Salman al-Farisi demi cintanya kepada kebenaran. Ia rela mencari agama yang sanggup mencerahkan pikiran dan mengobati kegundahan jiwanya. From Persia With Love. Boleh dibilang Salman al-Farisi begitu. Sebab, dengan cinta di dada untuk mencari kebenaran, beliau rela jauh-jauh dari Persia berkelana hingga terdampar di Madinah. Bertemu Rasul dan masuk Islam. Kecintaannya kepada Islam mengalahkan kepercayaannya sebagai kaum penyembah api dan manusia. Yes, Salman meninggalkan agama Majusi dan Nashrani.

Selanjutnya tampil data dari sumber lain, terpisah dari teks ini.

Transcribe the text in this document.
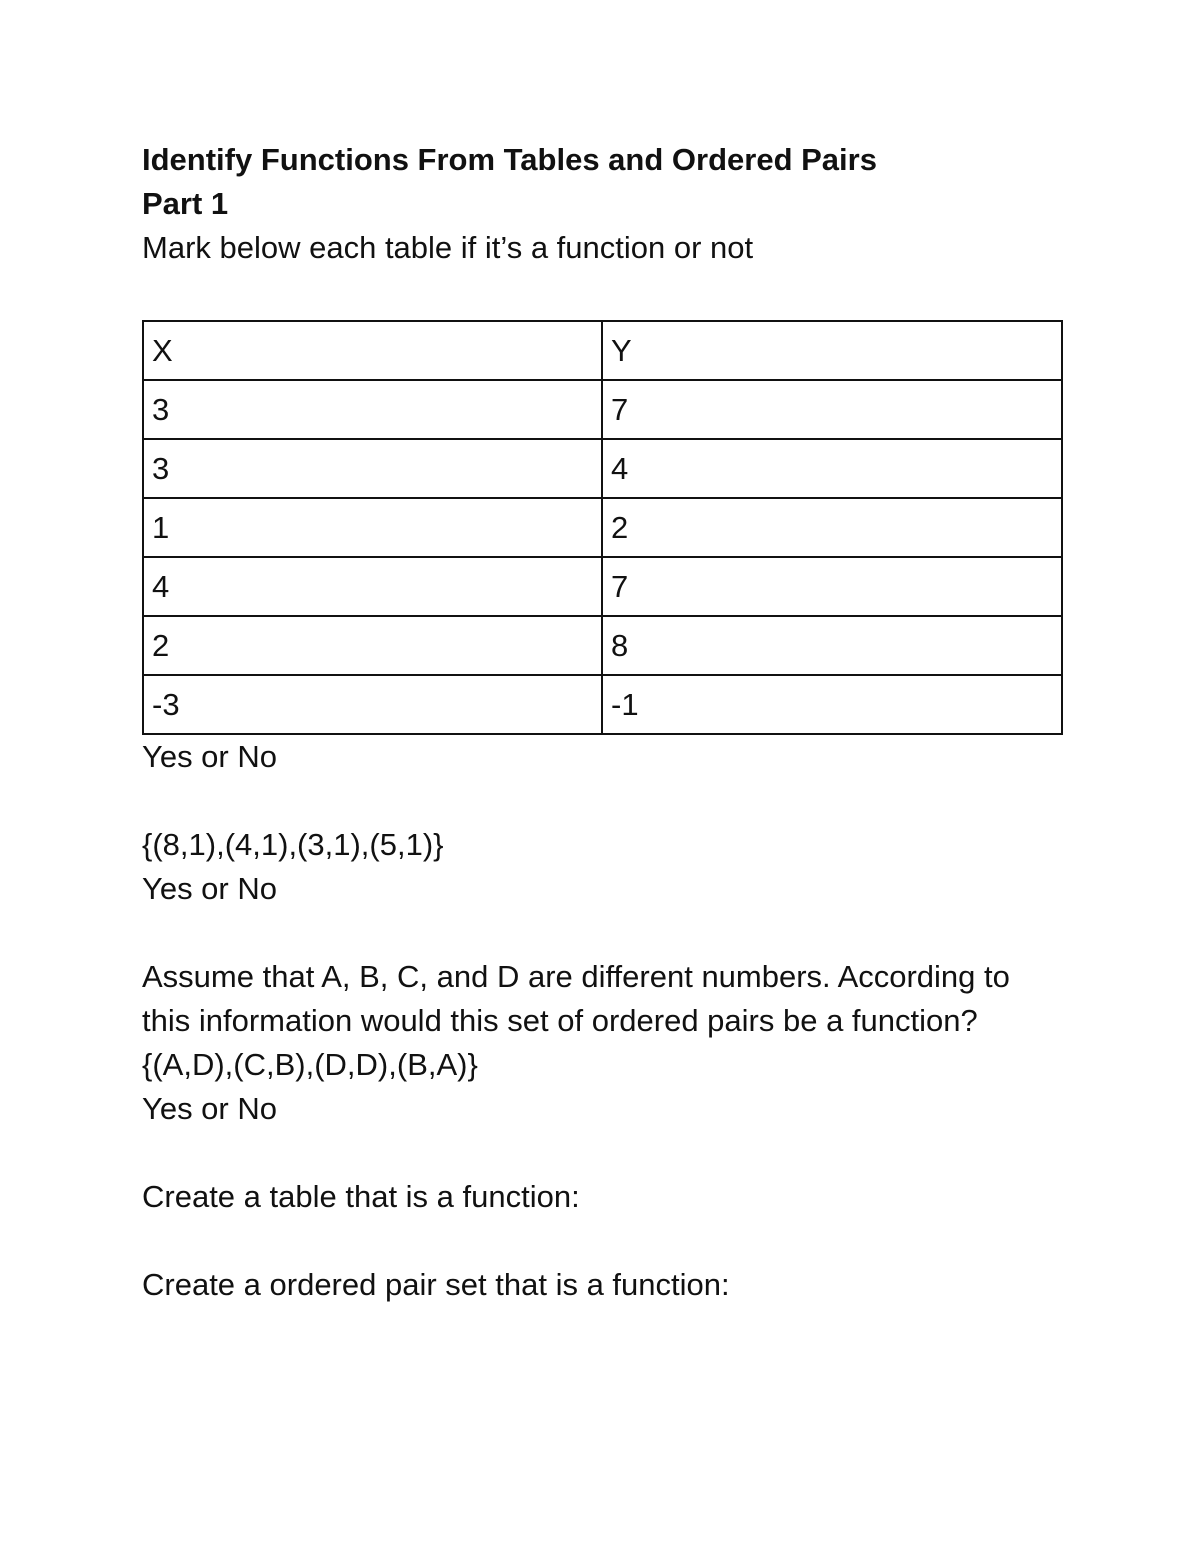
Identify Functions From Tables and Ordered Pairs

Part 1

Mark below each table if it’s a function or not

X	Y
3	7
3	4
1	2
4	7
2	8
-3	-1

Yes or No

{(8,1),(4,1),(3,1),(5,1)}

Yes or No

Assume that A, B, C, and D are different numbers. According to this information would this set of ordered pairs be a function?

{(A,D),(C,B),(D,D),(B,A)}

Yes or No

Create a table that is a function:

Create a ordered pair set that is a function:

Anda tahu Mush’ab bin ‘Umair? Duh, sahabat Rasulullah saw. yang satu ini ridho meninggalkan istana megahnya demi cinta kepada Islam. Rela mencampakkan pakaian indah dan gelimang harta. Islam, mampu menenggelamkan segala kenikmatan dunia lainnya. Mush’ab bin ‘Umair adalah orang pertama yang diutus Rasulullah saw. untuk membacakan al-Quran, mengajarkan Islam, dan memberi pemahaman agama kepada masyarakat Madinah. Mush’ab menemani 12 orang laki-laki Madinah setelah Bai’at ‘Aqabah pertama. Alhamdulillah, Islam kemudian tersebar cepat di Madinah hanya dalam kurun waktu tiga tahun, hingga membuat Rasulullah saw. gembira dan memikirkan untuk hijrah ke sana sekaligu menerapkan Islam sebagai ideologi negara. Subhanallah… Begitulah jika cinta sudah terpatri kuat di hati. Islam memang layak kita cintai, kita bela, dan kita perjuangkan. Drama kehidupan bersama Islam yang dimainkan para sahabat Rasulullah saw. dalam membela Allah, Rasul-Nya, dan tentunya juga Islam sungguh sangat mengagumkan.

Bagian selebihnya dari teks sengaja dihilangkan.